Fuzzy Math

July 6, 1999

Concerned parents and political activists have been complaining about fuzzy math for years, but the battle over this new way of teaching math in Plano, Texas has started to bring the issue into focus. For years I've been reading about these new textbooks that change the way math is taught. These techniques are sometimes called "fuzzy math" or "whole math" or the "new new math." I've even heard of a textbook referred to as rainforest algebra because it spends a good portion of the book talking about ecology and the loss of rainforests instead of teaching algebra.

Now you would think that math is math. But of course I used to think that grammar was grammar until educators introduced such things as the whole language approach and changed the way students learned English and grammar. The same seems to be taking place with these new math books.
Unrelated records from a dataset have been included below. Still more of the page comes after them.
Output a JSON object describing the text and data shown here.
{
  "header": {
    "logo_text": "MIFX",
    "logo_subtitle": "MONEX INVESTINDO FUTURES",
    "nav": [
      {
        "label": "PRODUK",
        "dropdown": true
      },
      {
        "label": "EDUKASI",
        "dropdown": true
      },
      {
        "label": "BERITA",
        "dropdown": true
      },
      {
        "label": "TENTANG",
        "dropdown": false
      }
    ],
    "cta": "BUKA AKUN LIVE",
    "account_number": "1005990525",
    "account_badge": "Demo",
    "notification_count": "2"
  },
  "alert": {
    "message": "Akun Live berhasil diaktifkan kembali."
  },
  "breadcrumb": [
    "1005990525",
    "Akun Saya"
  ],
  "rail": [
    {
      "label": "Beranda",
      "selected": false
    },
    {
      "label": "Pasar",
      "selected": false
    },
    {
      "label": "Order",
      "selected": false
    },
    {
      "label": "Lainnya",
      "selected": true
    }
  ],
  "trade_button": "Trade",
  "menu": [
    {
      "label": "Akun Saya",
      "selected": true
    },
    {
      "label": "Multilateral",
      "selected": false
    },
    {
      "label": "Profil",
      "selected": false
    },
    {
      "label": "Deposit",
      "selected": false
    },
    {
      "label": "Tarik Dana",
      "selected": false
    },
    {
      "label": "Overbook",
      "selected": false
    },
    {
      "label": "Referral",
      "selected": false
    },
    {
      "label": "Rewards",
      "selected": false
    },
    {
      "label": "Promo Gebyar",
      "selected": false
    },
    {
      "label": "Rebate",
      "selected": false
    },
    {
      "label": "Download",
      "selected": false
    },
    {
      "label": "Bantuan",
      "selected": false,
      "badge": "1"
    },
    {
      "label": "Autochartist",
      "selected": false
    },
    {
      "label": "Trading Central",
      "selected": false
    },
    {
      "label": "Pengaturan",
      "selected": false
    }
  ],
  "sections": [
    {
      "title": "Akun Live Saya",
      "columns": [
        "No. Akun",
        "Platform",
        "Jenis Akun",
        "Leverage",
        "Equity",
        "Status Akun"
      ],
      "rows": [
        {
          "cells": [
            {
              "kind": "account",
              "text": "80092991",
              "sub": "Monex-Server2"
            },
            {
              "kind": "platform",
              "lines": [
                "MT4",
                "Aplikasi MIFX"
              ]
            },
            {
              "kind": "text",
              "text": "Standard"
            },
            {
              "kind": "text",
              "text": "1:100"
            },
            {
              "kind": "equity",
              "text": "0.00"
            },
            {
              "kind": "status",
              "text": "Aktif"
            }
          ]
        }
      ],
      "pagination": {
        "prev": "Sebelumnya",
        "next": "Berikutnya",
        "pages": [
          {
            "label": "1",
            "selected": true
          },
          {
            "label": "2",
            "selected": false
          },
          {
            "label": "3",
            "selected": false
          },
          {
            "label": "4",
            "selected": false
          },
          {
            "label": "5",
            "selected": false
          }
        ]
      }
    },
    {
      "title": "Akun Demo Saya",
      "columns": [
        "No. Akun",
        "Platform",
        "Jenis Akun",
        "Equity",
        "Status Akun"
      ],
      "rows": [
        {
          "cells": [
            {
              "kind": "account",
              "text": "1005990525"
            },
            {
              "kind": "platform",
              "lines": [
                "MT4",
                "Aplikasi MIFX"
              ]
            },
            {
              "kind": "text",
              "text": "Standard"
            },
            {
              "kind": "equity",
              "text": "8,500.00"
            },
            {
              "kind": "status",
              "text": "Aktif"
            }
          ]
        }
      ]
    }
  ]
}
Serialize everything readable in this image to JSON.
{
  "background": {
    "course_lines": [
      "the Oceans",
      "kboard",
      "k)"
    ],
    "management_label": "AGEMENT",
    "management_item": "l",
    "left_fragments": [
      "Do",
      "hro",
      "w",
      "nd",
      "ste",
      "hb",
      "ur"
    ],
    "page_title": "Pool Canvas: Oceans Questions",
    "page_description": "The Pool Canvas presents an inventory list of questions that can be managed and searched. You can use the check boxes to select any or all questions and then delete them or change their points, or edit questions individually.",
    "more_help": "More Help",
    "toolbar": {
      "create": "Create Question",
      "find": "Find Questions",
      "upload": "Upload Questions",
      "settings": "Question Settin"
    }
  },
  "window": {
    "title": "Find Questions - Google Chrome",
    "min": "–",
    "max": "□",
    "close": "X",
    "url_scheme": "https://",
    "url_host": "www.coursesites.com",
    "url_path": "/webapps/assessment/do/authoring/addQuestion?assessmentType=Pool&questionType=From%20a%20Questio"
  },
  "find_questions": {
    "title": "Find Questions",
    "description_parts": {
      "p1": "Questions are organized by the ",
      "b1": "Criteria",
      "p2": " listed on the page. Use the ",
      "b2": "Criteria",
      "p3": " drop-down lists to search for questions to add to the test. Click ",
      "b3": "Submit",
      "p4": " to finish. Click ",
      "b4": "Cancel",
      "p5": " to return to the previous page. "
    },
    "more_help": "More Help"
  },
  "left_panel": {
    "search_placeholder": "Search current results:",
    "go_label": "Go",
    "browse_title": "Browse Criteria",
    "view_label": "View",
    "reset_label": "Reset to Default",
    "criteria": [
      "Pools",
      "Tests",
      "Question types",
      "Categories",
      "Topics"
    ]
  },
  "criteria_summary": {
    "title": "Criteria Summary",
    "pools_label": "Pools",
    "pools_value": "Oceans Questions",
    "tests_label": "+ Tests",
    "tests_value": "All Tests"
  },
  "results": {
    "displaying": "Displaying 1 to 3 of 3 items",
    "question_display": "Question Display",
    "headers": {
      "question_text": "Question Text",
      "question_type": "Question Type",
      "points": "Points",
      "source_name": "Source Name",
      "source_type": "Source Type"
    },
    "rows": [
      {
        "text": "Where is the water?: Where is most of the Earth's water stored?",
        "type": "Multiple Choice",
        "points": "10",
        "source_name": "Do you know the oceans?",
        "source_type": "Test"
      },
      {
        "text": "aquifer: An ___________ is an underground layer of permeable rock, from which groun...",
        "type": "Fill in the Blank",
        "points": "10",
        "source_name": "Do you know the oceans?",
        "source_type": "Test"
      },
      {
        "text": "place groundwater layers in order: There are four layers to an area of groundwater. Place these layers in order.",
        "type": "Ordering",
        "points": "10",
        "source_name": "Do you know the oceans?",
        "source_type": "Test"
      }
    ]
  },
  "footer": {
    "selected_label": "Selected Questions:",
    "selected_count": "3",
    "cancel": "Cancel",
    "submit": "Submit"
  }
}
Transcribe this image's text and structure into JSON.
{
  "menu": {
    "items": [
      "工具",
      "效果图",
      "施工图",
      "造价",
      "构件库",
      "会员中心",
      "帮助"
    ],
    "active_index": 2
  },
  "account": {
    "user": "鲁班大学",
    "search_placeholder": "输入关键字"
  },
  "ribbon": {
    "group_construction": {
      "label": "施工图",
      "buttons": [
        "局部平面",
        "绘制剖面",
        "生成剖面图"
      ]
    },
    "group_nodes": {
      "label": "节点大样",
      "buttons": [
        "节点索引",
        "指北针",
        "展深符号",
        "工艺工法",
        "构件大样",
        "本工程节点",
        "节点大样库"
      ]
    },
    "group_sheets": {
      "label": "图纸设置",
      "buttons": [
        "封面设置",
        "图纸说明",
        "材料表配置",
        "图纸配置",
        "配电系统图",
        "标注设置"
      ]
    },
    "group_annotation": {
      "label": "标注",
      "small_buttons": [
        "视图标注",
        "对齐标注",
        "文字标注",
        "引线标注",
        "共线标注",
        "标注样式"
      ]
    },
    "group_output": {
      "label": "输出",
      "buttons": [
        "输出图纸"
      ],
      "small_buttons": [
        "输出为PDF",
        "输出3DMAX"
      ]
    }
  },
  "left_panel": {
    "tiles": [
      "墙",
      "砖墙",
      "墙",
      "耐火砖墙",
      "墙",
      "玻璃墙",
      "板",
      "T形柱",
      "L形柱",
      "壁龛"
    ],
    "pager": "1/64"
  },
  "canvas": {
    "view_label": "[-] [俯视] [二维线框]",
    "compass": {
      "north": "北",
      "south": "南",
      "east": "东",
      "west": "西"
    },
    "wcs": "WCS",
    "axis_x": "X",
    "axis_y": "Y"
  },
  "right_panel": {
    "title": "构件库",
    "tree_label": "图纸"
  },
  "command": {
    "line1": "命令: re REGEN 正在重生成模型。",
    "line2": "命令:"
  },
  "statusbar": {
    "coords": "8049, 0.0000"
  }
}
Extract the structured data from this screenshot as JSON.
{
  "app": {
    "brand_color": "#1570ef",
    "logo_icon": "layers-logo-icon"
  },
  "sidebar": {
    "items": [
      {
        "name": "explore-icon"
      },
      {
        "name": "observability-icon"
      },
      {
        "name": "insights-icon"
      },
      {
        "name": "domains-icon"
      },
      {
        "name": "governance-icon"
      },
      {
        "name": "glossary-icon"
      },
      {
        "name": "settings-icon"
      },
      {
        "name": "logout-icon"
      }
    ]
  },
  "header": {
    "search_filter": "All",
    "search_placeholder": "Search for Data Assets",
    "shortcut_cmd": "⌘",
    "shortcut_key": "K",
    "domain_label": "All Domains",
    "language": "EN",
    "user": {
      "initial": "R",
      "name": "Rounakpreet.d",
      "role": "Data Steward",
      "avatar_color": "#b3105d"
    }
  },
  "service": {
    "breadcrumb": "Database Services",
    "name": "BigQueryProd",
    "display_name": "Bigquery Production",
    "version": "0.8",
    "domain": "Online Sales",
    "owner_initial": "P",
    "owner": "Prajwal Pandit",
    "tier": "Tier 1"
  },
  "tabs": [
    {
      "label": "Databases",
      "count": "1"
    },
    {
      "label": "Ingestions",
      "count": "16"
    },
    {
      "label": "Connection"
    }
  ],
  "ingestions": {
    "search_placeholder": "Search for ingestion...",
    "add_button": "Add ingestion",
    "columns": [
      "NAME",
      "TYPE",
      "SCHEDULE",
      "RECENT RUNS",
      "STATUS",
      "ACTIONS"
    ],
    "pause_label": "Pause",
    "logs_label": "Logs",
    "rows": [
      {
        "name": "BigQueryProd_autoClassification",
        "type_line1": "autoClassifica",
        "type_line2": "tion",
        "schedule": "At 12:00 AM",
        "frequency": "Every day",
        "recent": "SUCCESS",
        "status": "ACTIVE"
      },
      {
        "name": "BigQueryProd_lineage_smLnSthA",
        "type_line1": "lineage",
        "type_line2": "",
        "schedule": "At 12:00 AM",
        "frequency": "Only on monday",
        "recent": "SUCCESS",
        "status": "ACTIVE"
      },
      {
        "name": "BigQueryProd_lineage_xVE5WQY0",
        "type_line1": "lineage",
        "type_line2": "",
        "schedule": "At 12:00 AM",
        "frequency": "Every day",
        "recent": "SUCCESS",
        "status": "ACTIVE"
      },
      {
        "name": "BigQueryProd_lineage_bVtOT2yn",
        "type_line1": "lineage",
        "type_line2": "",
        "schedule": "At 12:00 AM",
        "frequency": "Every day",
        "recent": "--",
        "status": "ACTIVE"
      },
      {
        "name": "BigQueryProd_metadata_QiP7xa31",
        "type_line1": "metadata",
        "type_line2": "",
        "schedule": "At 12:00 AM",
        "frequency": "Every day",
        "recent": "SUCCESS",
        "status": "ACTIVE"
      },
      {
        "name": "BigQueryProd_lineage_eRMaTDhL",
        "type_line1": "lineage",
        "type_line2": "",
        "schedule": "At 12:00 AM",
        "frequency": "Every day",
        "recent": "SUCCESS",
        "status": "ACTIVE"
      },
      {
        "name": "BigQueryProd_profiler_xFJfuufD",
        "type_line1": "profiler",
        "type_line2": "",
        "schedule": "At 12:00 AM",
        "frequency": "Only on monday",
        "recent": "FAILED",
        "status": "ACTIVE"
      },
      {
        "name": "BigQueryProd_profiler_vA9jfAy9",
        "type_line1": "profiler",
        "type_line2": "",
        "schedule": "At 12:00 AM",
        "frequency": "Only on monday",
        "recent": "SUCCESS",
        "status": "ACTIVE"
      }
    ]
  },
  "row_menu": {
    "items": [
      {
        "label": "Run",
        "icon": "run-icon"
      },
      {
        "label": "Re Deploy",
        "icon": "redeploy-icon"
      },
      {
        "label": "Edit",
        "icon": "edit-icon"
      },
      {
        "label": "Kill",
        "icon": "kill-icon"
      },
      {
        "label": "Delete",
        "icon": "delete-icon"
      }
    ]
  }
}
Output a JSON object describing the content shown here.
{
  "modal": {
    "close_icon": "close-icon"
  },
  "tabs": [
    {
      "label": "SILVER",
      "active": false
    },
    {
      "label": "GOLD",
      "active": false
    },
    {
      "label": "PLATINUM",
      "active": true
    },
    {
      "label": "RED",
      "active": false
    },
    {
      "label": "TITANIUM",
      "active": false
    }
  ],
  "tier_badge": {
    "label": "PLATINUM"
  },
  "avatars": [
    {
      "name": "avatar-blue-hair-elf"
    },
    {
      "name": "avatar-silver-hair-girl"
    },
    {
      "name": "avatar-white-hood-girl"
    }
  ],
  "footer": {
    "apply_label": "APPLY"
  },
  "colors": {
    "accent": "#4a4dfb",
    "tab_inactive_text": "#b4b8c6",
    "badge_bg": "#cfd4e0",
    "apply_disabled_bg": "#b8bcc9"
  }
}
The textbook in question is called Connected Mathematics. Math is taught through group work and through discovery learning. In essence, students are to teach themselves and to work in groups. I well remember when that fad hit my high school my senior year. Since I lived just outside Berkeley, California I got to see some of these educational fads 20 years before most school districts. My math teacher came back from a seminar on group learning and implemented it in our pre-calculus class. Let me say it was pretty much of a disaster. Most of us learned math in spite of the program, not because of it.

The battle in Plano is over this Connected Mathematics curriculum: the parents don't want it, but the school district is bringing it into the schools anyway. For the moment, it appears that traditional math is on the way out and fuzzy math is on the way in. The school district's decision doesn't seem to add up.

I'm Kerby Anderson of Probe Ministries, and that's my opinion.